Saya melihat ada yang tak beres di sini. Sebab dari dulu biasa-biasa saja dan orang nyaman-nyaman saja. Tak ada masalah dan memang bukan masalah. Tetiba sekarang dianggap masalah dan dipermasalahkan.
Ancaman sana-sini tak karuan padahal belum paham masalahnya dan memang seperti tak mau tahu. Upaya antipati dibangun secara masal di berbagai media. Semuanya seperti umbaran sampah di tempat sampah. Mengapa tetiba mereka menjadi alergi dengan jilbab dan berupaya menepikannya secara dangkal?
Saya juga melihat ada yang aneh, belakangan mereka begitu getol mengkampanyekan pentingnya wakaf, perlunya zakat, infak dan sedekah, serta berbagai ajaran agama atau syariat yang tentu saja berkaitan dengan uang atau aset, tapi jilbab yang tak berkaitan dengan uang malah tak dihiraukan bahkan berupaya untuk ditiadakan. Minimal digugat sana-sini dengan dalih murahan yang terlihat wah padahal dibangun di atas argumentasi liberal dan sekali lagi nalarnya tumpul.
Bayangkan saja, seragamnya dihina dan berupaya untuk ditiadakan karena sebuah pemahaman bahwa itu syariat bukan bagian dari proses pembelajaran. Ternyata memang karena pada seragam tak ada uangnya. Berbeda dengan bank syariah, dana haji-umroh, zakat, infak dan sedekah, serta wakaf yang pasti ada uangnya.
Bahkan uangnya besar, asetnya juga besar. Begitulah jadinya bila syahwat dan serakah berkolaborasi dalam irama akal tumpul. Mereka sibuk menikmati kekayaannya lalu menepikan syariatnya. Itulah tindakan praktis dari islamopobia.
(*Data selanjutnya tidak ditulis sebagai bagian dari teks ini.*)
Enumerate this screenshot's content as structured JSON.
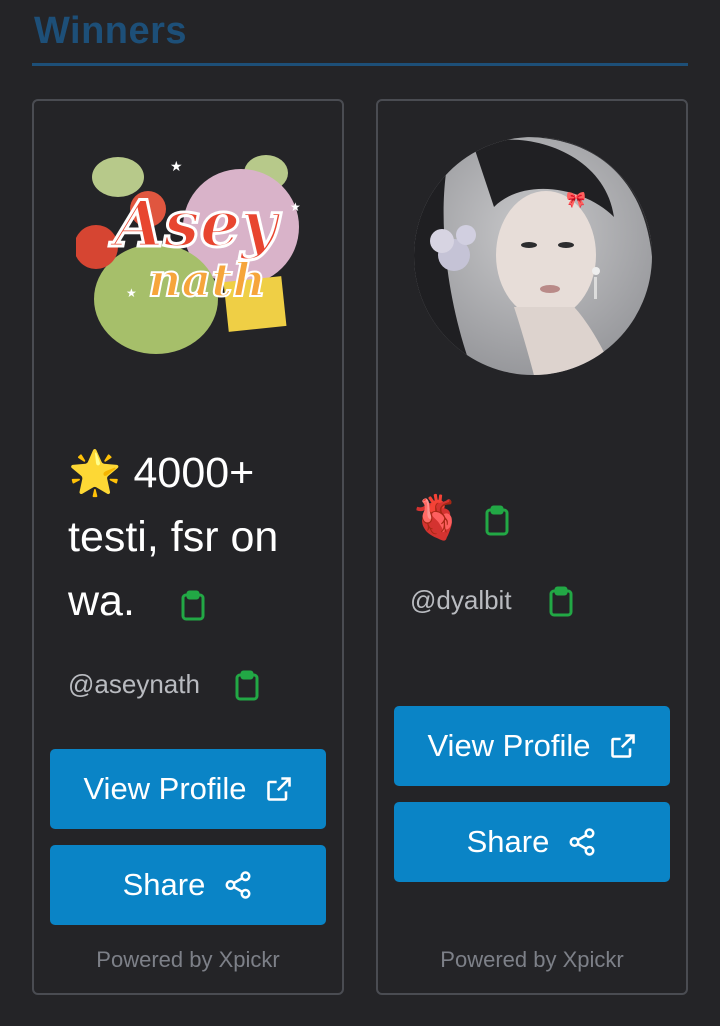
{
  "section": {
    "title": "Winners"
  },
  "winners": [
    {
      "name": "🌟 4000+ testi, fsr on wa.",
      "handle": "@aseynath",
      "logo_text_top": "Asey",
      "logo_text_bottom": "nath",
      "view_label": "View Profile",
      "share_label": "Share",
      "powered_by": "Powered by Xpickr"
    },
    {
      "name": "🫀",
      "handle": "@dyalbit",
      "view_label": "View Profile",
      "share_label": "Share",
      "powered_by": "Powered by Xpickr"
    }
  ],
  "colors": {
    "background": "#242427",
    "title": "#1d4f78",
    "button": "#0a84c6",
    "copy_icon": "#22a845",
    "card_border": "#4a4c52"
  },
  "icons": {
    "copy": "clipboard-icon",
    "external": "external-link-icon",
    "share": "share-icon"
  }
}
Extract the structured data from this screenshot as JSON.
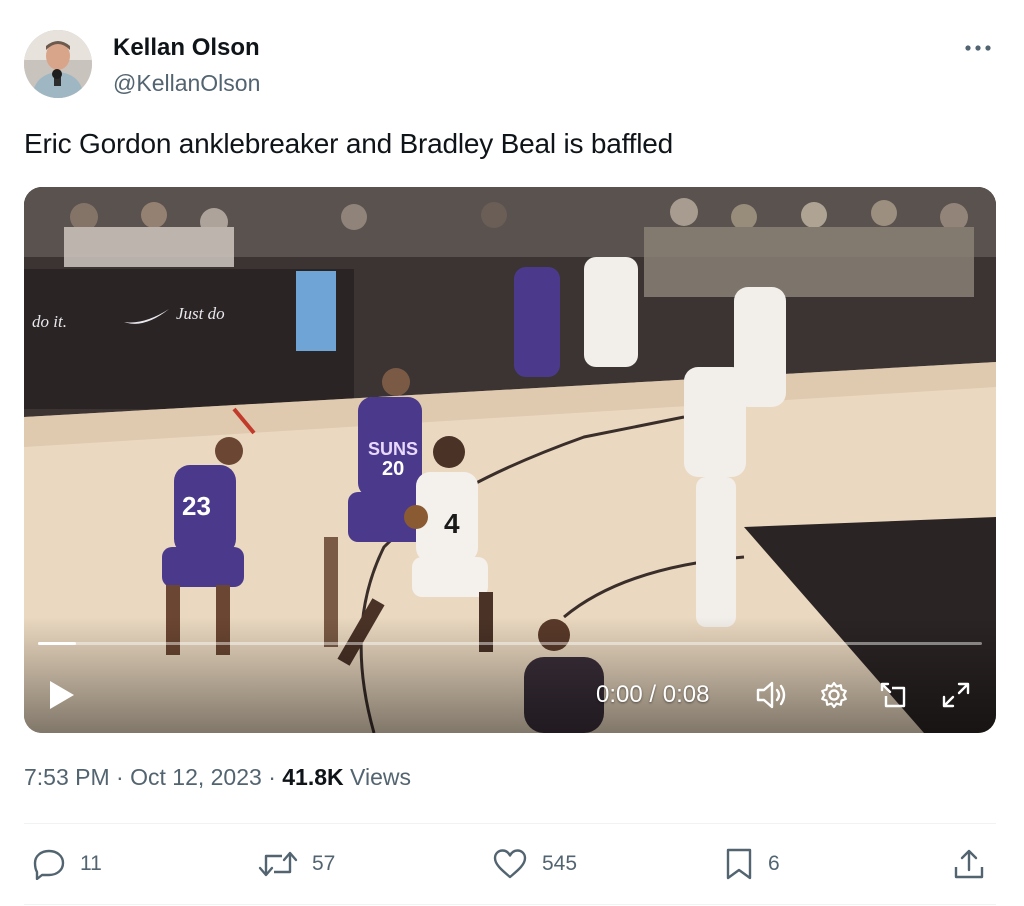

Bila sudah tak ada rasa malu dan tak takut tertimpa bencana, silahkan segera bikin SKB perihal tak ada shalat Jumat bagi siswa SMAN/Sederajat dan SMPN/sederajat. SKB dikeluarkan karena pada jam demikian adalah jam belajar bukan jam untuk shalat. Kan shalat Jumat itu syariat alias syariah bukan perintah pemerintah dan bukan instruksi kepala sekolah. Kalau konsisten dengan nalar tumpulnya, silahkan bikin SKB yang lebih gila.
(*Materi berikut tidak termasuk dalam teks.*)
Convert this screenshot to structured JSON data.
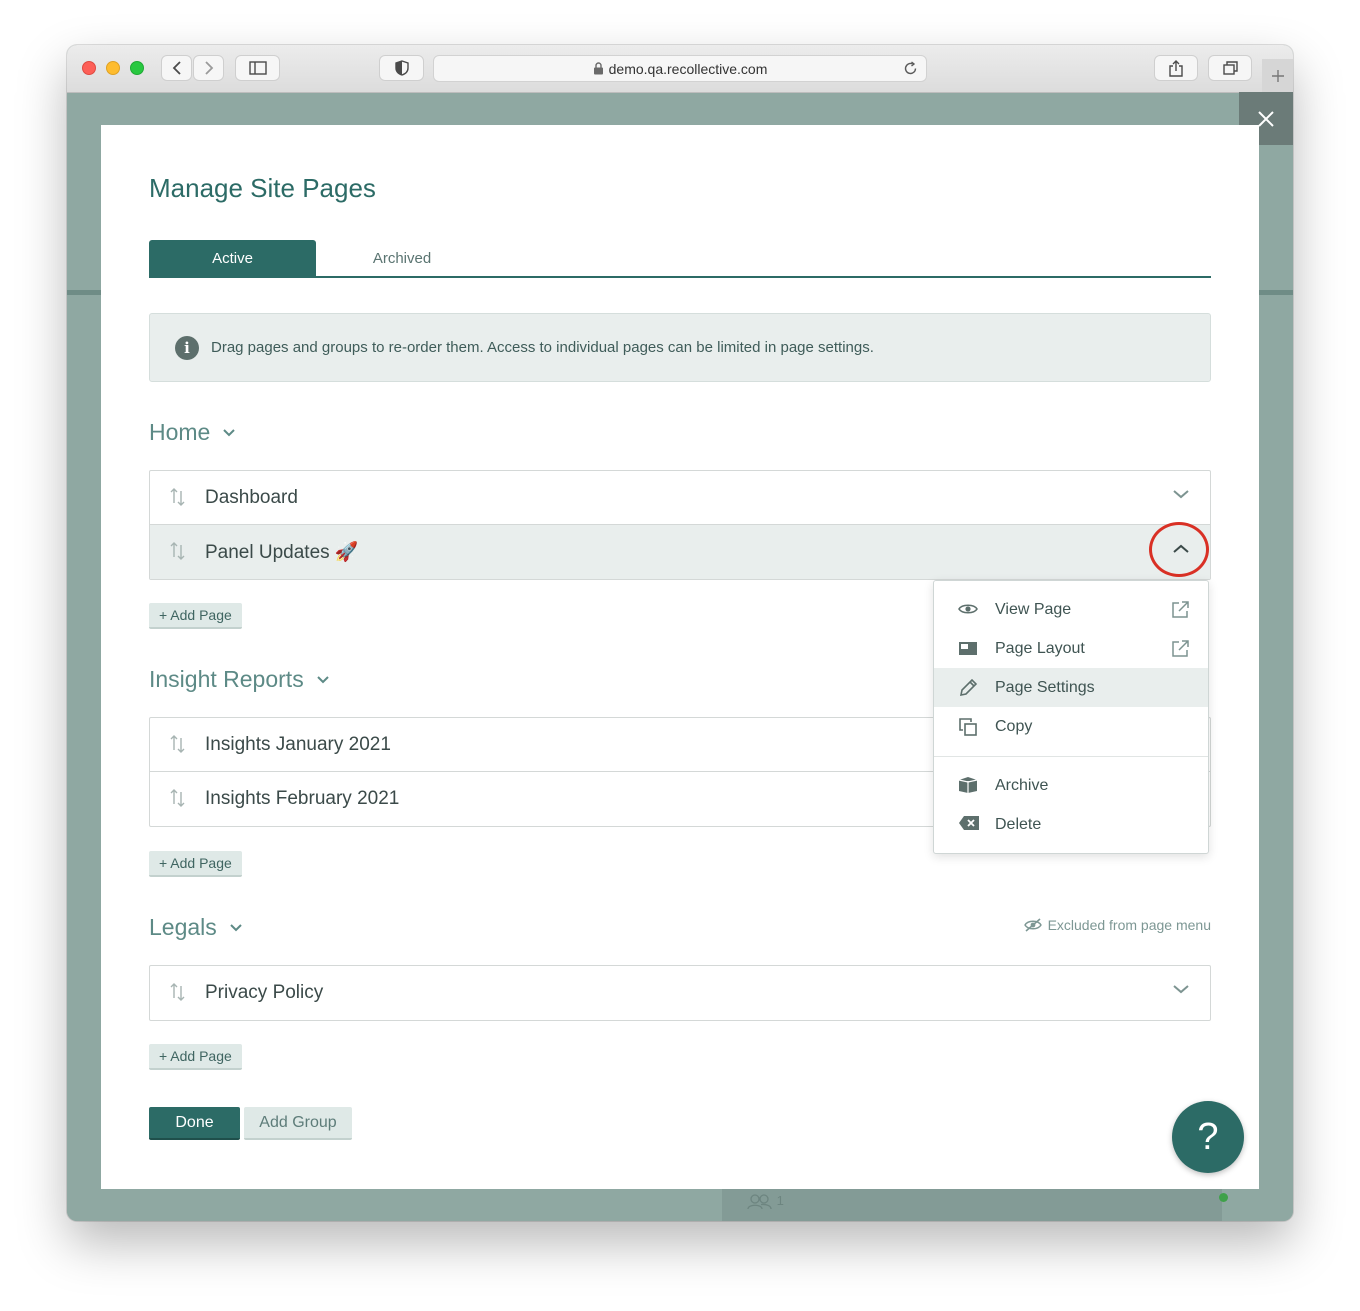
{
  "browser": {
    "url": "demo.qa.recollective.com"
  },
  "modal": {
    "title": "Manage Site Pages",
    "tabs": [
      {
        "label": "Active",
        "active": true
      },
      {
        "label": "Archived",
        "active": false
      }
    ],
    "info_text": "Drag pages and groups to re-order them. Access to individual pages can be limited in page settings.",
    "add_page_label": "+ Add Page",
    "groups": [
      {
        "title": "Home",
        "pages": [
          "Dashboard",
          "Panel Updates 🚀"
        ]
      },
      {
        "title": "Insight Reports",
        "pages": [
          "Insights January 2021",
          "Insights February 2021"
        ]
      },
      {
        "title": "Legals",
        "excluded_label": "Excluded from page menu",
        "pages": [
          "Privacy Policy"
        ]
      }
    ],
    "buttons": {
      "done": "Done",
      "add_group": "Add Group"
    }
  },
  "context_menu": {
    "items": [
      {
        "label": "View Page",
        "icon": "eye-icon",
        "external": true
      },
      {
        "label": "Page Layout",
        "icon": "layout-icon",
        "external": true
      },
      {
        "label": "Page Settings",
        "icon": "pencil-icon",
        "active": true
      },
      {
        "label": "Copy",
        "icon": "copy-icon"
      },
      {
        "label": "Archive",
        "icon": "archive-icon"
      },
      {
        "label": "Delete",
        "icon": "delete-icon"
      }
    ]
  },
  "help_label": "?",
  "footer": {
    "users_count": "1"
  },
  "colors": {
    "brand": "#2c6b66",
    "backdrop": "#8fa8a2",
    "highlight_ring": "#d93025"
  }
}
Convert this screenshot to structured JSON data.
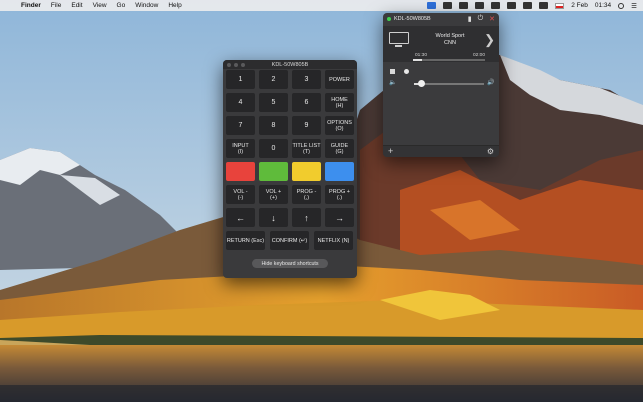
{
  "menubar": {
    "apple": "",
    "items": [
      "Finder",
      "File",
      "Edit",
      "View",
      "Go",
      "Window",
      "Help"
    ],
    "date": "2 Feb",
    "time": "01:34"
  },
  "remote": {
    "title": "KDL-50W805B",
    "keys": {
      "k1": "1",
      "k2": "2",
      "k3": "3",
      "power": "POWER",
      "k4": "4",
      "k5": "5",
      "k6": "6",
      "home": "HOME\n(H)",
      "k7": "7",
      "k8": "8",
      "k9": "9",
      "options": "OPTIONS\n(O)",
      "input": "INPUT\n(I)",
      "k0": "0",
      "title_list": "TITLE LIST\n(T)",
      "guide": "GUIDE\n(G)",
      "vol_minus": "VOL -\n(-)",
      "vol_plus": "VOL +\n(+)",
      "prog_minus": "PROG -\n(,)",
      "prog_plus": "PROG +\n(.)",
      "left": "←",
      "down": "↓",
      "up": "↑",
      "right": "→",
      "return": "RETURN (Esc)",
      "confirm": "CONFIRM (↵)",
      "netflix": "NETFLIX (N)"
    },
    "colors": {
      "red": "#e8433c",
      "green": "#5fbb3b",
      "yellow": "#f1cc2d",
      "blue": "#3d8fee"
    },
    "hide_label": "Hide keyboard shortcuts"
  },
  "popup": {
    "device": "KDL-50W805B",
    "status_color": "#3fcf4f",
    "channel": "World Sport",
    "network": "CNN",
    "start_time": "01:30",
    "end_time": "02:00",
    "progress": 0.12,
    "volume": 0.1,
    "icons": {
      "remote": "remote-icon",
      "power": "power-icon",
      "close": "close-icon",
      "next": "chevron-right-icon",
      "stop": "stop-icon",
      "record": "record-icon",
      "mute": "speaker-muted-icon",
      "vol_up": "speaker-icon",
      "add": "plus-icon",
      "settings": "gear-icon"
    },
    "glyphs": {
      "power": "⏻",
      "close": "✕",
      "next": "❯",
      "mute": "🔈",
      "vol_up": "🔊",
      "add": "+",
      "settings": "⚙"
    }
  }
}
Bila perlu, bila dirasa lebih atau paling negarawan dan nasionalis, silahkan dibuat juga SKB perihal tak adanya shaum pada bulan ramadan bagi siswa dan siswi SMAN/Sederajat dan SMPN/Sederajat, sebab shaum ramadan adalah perintah Allah alias syariat bukan perintah pemerintah dan bukan instruksi kepala sekolah. Jangan ragu atau khawatir, sekalian bikin SKB agar orangtua di rumah tidak mengajarkan anak-anak perempuannya untuk menutup aurat termasuk mengenakan jilbab.
Pertanyaan lain muncul, mengapa ada pejabat yang menutup aurat? Bukan kah aurat itu terminologi agama sekaligus berkaitan dengan syariat agama, khususnya Islam? Mestinya, kalau konsisten dengan nalarnya yang tumpul, dibikin juga SKB perihal tak boleh ada pejabat yang menutup aurat. Sebab menutup aurat bukan perintah kementrian dan bukan tugas pejabat, tapi perintah agama. Biar terlihat konsistensinya, agar semakin terlihat juga nalar tumpulnya. Publik juga ingin tahu konsistensi pejabat dalam memahami ajaran agama.
Kita memang menyaksikan semakin banyak tingkah dan sikap aneh alias naif di kalangan tertentu beberapa tahun terakhir. Mengaku paling negarawan tapi akalnya tumpul dalam memahami makna dan pesan dasar negara yaitu Pancasila.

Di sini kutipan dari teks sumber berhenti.